Television presenter George Clarke has spoken of witnessing the horrific tragedy at Grenfell Tower from his home just yards away.
Clarke, who fronts Channel 4's Amazing Spaces, said he would "never forget the screams" of residents trapped in the inferno.
He also revealed how one woman who recognised him screamed at him to "get her out" while he saw three people jump from the 24-storey burning building.
The 43-year-old told the Express: "I was screaming and shouting trying to get people to get out, because I could see the fire spreading so quickly."
Speaking about the woman pleading with him to get the fire brigade to rescue her, he added: "I was going, 'They'll come and get you, they'll come and get you'. The services didn't even get to the 14th floor. She didn't get out. I can tell you now she didn't get out."
Clarke said he would never forget a fireman who had been fighting the blaze for eight hours and "had never seen a look like that in a man's eyes in my life".
He added: "He was gone. He was absolutely gone."
It comes after police said at least 58 people died, or are missing, presumed dead, after fire ravaged the tower block in the early hours of Wednesday.
Commander Stuart Cundy of the Metropolitan Police warned that the death toll could rise further as he formally identified the first victim as 23-year-old Syrian refugee Mohammad Alhajali.
At 58 casualties, it would make the Grenfell Tower blaze the deadliest in the capital since the Second World War.
More than 250 firefighters tackled the blaze in north Kensington as London Fire Commissioner Dany Cotton said the scene looked like a "disaster movie".
Speaking to the Observer, she said crews did not follow normal practice, adding: "Had we just followed standard fire brigade procedures, we would not have been able to commit firefighters in and conduct the rescues we did."
Sixteen bodies have been taken to the mortuary after flames tore through the 1970s tower block - while 14 others have been recovered from the building.
Police have appealed to anyone who may have escaped from the building, but has not yet come forward, to make themselves known.
When asked about the search, Cundy replied that the officers had gone "all the way to the top" of the tower, and explained that the first phase was a visual search.
Cundy said the police investigation into the blaze would look at the building and its refurbishment in 2016 and vowed to prosecute people if there was evidence.
The police are appealing to anyone with pictures or videos of the blaze to hand them in, as they may help establish not only where and how the fire started, but also how it spread.
Victims met the Prime Minister at Number 10 on Saturday evening and man representing the group said they had spoken about their "demands and what we expect".
May said she had fixed a deadline of three weeks for everybody affected to be rehoused locally.
She added: "I have ordered that more staff be deployed across the area, wearing high visibility clothing, so they can easily be found, dispense advice and ensure the right support is provided."

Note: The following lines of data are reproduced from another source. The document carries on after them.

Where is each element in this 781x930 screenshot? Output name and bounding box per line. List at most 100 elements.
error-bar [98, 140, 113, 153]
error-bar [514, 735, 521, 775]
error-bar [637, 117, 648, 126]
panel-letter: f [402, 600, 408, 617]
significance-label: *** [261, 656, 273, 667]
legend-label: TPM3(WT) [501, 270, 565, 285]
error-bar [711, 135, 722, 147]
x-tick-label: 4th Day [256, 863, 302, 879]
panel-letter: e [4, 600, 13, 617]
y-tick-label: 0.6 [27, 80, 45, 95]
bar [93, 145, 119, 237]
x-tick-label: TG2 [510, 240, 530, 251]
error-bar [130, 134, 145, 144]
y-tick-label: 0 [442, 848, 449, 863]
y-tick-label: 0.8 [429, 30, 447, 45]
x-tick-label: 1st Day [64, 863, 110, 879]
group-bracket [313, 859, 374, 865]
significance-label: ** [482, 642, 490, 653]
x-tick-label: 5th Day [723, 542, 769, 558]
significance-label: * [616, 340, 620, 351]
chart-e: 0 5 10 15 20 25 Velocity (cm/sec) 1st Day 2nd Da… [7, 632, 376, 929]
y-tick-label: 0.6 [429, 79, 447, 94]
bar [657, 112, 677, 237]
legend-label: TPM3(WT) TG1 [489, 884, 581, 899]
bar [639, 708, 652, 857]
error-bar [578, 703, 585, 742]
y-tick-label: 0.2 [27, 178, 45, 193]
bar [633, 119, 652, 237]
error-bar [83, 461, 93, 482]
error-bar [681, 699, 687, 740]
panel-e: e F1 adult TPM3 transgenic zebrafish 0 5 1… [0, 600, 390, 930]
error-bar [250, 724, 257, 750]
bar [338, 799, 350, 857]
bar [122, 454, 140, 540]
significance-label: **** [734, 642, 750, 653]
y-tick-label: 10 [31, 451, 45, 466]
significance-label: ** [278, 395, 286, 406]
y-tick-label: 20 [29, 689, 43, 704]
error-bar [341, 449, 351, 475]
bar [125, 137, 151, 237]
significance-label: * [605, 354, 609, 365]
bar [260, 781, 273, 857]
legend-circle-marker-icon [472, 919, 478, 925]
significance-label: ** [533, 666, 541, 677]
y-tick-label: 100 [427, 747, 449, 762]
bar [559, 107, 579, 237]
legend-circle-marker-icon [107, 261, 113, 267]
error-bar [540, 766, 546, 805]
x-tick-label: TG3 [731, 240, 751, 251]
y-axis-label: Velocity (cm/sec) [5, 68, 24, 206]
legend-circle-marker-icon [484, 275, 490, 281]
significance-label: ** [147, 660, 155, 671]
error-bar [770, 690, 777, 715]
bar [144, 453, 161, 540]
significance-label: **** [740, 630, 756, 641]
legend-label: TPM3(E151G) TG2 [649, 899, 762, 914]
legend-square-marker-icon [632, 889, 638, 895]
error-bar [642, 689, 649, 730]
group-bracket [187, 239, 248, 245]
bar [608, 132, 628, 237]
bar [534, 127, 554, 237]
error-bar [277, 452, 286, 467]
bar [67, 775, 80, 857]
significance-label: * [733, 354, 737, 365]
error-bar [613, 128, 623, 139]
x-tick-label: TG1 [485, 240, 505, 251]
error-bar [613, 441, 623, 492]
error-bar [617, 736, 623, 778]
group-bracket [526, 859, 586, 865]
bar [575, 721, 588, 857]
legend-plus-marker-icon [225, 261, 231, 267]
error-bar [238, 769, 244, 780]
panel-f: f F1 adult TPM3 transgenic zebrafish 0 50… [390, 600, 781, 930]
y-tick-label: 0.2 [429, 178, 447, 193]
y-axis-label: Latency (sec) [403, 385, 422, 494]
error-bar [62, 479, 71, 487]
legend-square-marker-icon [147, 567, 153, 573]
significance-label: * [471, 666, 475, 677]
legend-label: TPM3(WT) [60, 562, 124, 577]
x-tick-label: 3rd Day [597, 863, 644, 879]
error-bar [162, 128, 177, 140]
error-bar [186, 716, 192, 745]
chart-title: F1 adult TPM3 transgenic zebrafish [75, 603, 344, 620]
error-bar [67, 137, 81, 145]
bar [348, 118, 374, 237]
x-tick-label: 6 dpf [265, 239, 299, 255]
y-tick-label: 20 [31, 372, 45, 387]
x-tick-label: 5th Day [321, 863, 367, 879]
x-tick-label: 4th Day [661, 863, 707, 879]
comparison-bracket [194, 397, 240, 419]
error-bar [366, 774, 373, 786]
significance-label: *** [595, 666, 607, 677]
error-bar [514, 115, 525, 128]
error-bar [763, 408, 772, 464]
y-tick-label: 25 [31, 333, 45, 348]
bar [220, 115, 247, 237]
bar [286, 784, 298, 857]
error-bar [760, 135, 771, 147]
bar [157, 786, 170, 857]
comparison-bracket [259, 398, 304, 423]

Family liaison officers are working with 52 families, and as soon as victims are identified, their loved ones will be told.
Anger flared in the Kensington community over the weekend - with many protests taking place across the capital - as some accused the authorities of withholding information and responding inadequately.
Cundy said: "The investigation will be exhaustive. My intention is that it will help provide answers.
"If, as we investigate, we identify issues that are a risk to public safety, we will not be waiting until the end of the investigation before we provide that information to the appropriate authorities.
"If there are any safety issues that we and experts that we will be using identify, we will share that immediately."
The government has promised a full public inquiry, but that has done little to ease a sense of frustration at the lack of information about how the fire moved so quickly to engulf the building.
Engineering experts and fire safety specialists believe the building's exterior cladding may have quickly fueled the blaze, overwhelming fire protection devices. British officials have ordered a review of other buildings that have had similar renovations.